Revision of Gdp Data for Staff Analysis1
1. Sudan’s national accounts have been plagued by significant weaknesses in quality and timeliness. This has long been pointed out by Technical Assistance (TA) experts.2 The base year is 1981, based on 1968 SNA methodology and the data are published with a 2-year lag.3 Moreover, lack of financing and insufficient staff at the CBS complicate the task at hand, slowing the progress in implementation of TA recommendations.
2. The secession of South Sudan highlighted this challenge by showing the inability of the CBS to properly capture the shock. The performance of the economy in the period 2011–12 based on official data looks implausible given the size of the shock faced by the economy. Although Sudan lost three-quarters of its oil fields (about 15 percent of GDP), a large portion of its land and an equally significant share of population, the official data shows positive GDP growth rates in both years (3.8 and 0.7 percent, respectively).
3. Given these problems, staff has for several years constructed its own GDP series using a bottom-up value-added approach from sectoral data. Sectoral data from the Ministry of Agriculture (crops), Ministry of Animals (livestock), and other official sources was used to come out with GDP figures. However, policy analysis was constrained by the lack of an accurate time series of expenditure-side GDP to facilitate the assessment of the impact of fiscal and monetary policies on economic activity.

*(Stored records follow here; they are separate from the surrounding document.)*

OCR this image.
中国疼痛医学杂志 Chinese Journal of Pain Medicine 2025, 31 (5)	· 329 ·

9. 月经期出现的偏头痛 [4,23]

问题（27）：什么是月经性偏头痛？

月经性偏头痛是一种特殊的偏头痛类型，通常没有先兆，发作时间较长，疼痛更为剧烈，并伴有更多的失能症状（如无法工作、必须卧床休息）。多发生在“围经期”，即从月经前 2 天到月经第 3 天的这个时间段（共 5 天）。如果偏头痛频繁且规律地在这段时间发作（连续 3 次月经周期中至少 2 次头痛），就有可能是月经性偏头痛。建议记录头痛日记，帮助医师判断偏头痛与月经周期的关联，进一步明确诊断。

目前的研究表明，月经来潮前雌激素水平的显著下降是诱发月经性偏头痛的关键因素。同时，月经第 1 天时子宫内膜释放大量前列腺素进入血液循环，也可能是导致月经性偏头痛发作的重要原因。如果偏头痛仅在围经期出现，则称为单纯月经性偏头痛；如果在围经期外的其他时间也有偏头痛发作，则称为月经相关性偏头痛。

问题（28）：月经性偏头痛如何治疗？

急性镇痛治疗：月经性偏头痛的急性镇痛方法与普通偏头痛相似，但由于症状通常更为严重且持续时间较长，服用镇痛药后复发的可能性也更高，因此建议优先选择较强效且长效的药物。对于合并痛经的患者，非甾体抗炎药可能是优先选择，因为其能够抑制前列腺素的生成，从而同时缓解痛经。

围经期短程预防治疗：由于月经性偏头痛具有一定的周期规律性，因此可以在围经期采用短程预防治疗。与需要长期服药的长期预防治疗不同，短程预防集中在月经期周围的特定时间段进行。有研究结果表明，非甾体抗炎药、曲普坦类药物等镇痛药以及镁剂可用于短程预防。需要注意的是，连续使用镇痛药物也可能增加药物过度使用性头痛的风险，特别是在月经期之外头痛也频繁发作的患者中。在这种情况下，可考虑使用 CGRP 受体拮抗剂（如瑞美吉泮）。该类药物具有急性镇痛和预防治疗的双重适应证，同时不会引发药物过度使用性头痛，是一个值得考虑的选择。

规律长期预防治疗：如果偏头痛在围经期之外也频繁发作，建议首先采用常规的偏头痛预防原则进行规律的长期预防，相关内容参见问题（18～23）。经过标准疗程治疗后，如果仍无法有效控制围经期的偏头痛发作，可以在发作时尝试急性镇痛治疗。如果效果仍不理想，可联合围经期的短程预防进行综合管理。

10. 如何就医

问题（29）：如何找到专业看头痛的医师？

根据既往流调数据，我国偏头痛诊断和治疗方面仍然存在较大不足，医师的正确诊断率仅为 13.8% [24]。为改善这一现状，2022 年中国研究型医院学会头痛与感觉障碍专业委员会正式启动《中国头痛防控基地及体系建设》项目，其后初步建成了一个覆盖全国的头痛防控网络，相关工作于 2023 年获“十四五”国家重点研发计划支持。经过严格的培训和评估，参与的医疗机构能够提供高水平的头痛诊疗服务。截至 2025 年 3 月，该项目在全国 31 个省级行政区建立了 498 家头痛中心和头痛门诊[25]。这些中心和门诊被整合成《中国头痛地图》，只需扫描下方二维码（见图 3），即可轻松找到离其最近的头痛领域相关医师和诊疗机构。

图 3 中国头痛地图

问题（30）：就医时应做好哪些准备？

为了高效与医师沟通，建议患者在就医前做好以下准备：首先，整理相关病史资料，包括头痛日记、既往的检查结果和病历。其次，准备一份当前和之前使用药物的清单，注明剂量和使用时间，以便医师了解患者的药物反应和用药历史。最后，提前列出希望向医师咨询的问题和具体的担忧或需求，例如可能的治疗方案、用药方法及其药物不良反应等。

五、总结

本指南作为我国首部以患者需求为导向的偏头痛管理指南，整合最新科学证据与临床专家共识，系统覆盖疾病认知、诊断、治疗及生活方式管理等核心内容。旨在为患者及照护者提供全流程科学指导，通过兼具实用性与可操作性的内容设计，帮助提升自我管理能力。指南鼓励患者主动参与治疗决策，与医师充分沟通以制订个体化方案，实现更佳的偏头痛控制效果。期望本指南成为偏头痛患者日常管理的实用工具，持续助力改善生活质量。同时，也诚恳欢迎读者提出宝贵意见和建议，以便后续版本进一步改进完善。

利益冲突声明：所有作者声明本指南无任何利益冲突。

4. With US sanctions now revoked and the authorities intending to embark on significant economic reforms, the need for adequate expenditure side GDP data is pressing. Thus, staff has conducted a review of the authorities and IMF GDP data, comparing also with other available datasets such as the BOP, fiscal, and monetary data, and prepared a revised series of expenditure side GDP to guide its analysis.

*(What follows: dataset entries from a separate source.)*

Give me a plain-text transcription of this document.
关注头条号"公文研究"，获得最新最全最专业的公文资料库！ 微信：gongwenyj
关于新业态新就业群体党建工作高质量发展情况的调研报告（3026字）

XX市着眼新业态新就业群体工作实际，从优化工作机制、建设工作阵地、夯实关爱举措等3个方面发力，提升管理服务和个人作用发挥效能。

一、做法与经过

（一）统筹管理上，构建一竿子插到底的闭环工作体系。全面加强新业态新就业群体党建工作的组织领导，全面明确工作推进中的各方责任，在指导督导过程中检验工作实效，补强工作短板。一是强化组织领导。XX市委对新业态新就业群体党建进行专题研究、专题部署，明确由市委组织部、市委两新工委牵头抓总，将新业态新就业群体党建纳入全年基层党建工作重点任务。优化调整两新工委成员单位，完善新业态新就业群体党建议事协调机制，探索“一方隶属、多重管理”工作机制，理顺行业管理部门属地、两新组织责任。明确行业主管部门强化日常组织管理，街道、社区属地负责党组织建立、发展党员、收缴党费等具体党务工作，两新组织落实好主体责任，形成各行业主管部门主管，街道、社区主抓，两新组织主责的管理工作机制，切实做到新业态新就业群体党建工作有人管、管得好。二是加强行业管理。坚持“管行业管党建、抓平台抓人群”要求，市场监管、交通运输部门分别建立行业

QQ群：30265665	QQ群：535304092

B. Compiling Revised Estimates of Expenditure-Side GDP data
5. Official data and IMF estimates of nominal and real GDP are broadly in line until 2008. Thus, the headline GDP for the years up to 2008 was taken to be the official data. However, BOP data appeared more stable and reliable than the official national accounts data for exports and imports, so these were used in place of the original national accounts data for that period. Nominal domestic demand was then estimated using the national accounts identity. Real GDP was then estimated by deflating each of the components of nominal GDP by an appropriate deflator; CPI index for final consumption, export and import price indices, and a simple average of CPI and import prices for investment). As earlier indicated, official and Fund estimates are broadly in line over this period. The average nominal GDP growth for this period was 23.6 percent based on the official data compared to 22.4 percent for the IMF estimate, with no tendency for either series to be higher or lower than the other.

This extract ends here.